総理大臣が、公の場でこんなことを言うなんて。
『無論、全ての国民を守ることは政府の責務です。しかし同時に、この変革の波に乗り、新たな時代を切り開く先駆者たちを支援することも、我々の使命だと考えています』
氷室は一呼吸置いて、さらに続けた。
『異能を持つ者と持たざる者。その差は確かに存在します。しかし、それは優劣ではありません。それぞれが、それぞれの役割を持って、新たな社会を構築していく。選ばれし者がリードし、その他の者がそれを支える。そうした調和の取れた社会こそが、我々の目指すべき未来なのです』
選ばれし者。
その言葉に、胸がちくりと痛んだ。
僕は選ばれなかった側の人間だ。
異能なんて欠片も持っていない。
『政府は今後、異能者の育成により一層力を入れていきます。同時に、一般国民の皆様にも、この大いなる変革を恐れることなく、共に新時代を築いていただきたい』
最後に氷室は、カメラを真っ直ぐ見つめて言った。
『変化を恐れるな。進化を受け入れよ。
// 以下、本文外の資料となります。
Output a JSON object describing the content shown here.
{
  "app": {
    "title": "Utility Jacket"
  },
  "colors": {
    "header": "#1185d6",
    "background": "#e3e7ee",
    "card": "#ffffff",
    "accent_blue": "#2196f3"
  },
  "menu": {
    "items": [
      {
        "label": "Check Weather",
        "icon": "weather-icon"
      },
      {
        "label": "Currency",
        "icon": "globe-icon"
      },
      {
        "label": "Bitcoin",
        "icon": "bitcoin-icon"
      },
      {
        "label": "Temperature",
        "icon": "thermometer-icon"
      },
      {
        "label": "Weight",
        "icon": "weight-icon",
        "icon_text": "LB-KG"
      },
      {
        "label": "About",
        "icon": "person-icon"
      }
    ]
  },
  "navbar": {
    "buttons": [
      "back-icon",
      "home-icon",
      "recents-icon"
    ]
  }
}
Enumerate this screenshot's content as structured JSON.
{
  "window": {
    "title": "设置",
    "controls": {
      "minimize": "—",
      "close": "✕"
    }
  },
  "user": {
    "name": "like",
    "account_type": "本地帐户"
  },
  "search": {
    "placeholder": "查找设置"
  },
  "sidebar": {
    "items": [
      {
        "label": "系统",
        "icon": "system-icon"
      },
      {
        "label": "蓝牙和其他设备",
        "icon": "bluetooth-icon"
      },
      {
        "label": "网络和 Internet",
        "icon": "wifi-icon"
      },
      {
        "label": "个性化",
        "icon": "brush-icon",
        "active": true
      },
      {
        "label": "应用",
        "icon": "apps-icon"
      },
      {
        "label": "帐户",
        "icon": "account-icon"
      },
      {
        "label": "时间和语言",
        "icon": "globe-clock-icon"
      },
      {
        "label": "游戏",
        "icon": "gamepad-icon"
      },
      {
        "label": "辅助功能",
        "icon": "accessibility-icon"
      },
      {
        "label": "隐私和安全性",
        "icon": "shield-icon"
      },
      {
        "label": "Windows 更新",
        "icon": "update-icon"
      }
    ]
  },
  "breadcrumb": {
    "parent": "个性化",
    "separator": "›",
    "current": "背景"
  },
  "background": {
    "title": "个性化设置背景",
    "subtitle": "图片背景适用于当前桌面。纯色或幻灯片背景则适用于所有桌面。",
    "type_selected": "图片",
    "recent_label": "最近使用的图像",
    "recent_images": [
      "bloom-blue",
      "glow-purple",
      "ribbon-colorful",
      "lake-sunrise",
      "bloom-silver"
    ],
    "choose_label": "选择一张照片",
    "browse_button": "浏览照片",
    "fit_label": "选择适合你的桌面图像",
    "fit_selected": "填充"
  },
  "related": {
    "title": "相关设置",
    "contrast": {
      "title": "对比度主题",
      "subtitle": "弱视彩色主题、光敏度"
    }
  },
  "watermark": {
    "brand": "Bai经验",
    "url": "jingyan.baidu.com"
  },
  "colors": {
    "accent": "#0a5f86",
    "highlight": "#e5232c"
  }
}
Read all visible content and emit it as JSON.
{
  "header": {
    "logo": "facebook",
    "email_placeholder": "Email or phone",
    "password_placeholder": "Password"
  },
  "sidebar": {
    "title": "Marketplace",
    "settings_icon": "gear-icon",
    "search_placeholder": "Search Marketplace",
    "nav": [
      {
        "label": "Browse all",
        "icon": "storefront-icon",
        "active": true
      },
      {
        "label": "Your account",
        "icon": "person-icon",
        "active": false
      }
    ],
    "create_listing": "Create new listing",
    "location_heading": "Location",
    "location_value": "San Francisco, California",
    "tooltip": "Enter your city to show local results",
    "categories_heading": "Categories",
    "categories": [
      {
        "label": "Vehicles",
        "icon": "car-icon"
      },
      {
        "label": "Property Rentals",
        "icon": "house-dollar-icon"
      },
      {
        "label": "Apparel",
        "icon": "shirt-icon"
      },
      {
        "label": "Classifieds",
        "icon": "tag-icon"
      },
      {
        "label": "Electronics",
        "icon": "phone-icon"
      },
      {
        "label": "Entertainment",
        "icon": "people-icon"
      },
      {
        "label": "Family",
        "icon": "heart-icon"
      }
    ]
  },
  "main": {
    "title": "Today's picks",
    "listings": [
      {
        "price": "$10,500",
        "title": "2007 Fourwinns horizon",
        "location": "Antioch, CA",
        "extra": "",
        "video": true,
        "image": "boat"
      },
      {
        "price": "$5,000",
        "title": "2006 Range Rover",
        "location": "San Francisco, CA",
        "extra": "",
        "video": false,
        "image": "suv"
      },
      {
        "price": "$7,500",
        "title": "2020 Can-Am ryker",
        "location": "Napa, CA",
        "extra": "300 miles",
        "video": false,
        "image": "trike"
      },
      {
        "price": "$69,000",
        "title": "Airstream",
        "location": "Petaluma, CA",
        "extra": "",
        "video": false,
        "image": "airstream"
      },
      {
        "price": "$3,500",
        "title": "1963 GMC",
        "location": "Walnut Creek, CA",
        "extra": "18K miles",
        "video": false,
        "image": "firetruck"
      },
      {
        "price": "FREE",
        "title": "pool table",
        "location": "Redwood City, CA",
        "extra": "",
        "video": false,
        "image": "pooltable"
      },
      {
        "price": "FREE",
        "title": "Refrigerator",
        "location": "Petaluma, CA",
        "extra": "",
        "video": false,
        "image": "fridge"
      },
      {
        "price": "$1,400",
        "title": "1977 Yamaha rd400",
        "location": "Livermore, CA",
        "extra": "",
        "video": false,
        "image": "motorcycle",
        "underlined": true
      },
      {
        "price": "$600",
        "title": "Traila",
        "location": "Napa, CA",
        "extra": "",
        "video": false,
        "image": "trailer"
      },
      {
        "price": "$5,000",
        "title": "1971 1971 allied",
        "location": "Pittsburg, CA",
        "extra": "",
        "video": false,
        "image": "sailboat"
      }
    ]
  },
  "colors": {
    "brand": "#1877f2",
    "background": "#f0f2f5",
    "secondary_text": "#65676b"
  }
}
それこそが、人類の未来を切り開く鍵なのです』
会見が終わり、画面がスタジオに戻った。
キャスターも、コメンテーターも、明らかに困惑している。
用意していた原稿が使えなくなったような、そんな雰囲気。
「なんだか、少し怖い言い方ね……」
悦子さんが不安げに呟いた。
「人心を掴むためのパフォーマンスだろうが、過激だな……」
茂さんも渋い顔をしている。
僕は何も言えなかった。
選ばれし者と、そうでない者。
異能を持つ者がリードする社会。
それって、僕みたいな人間はどうなるんだろう。
ただ支えるだけの存在? 守られるだけの存在?
──やだな、そんなの
でも、現実はもうそうなりつつある。
学校でも異能の有無で扱いが違う。
就職だって「霊感採用枠」なんてものがある。
◆
その夜はなかなか寝付けなかった。
氷室総理の言葉が頭の中でぐるぐると回っている。
進化、変革、選ばれし者……。
──僕も何か変わることができればいいんだけど
お姉さんに守られているだけでは駄目だ、と思う。
「能力開発セミナー、ちょっと考えてみようかな」
詐欺も多いらしいから、もし本気で受けるなら気を付けないといけないけれど。
それにお金の問題もある──アルバイトもしてみようかな。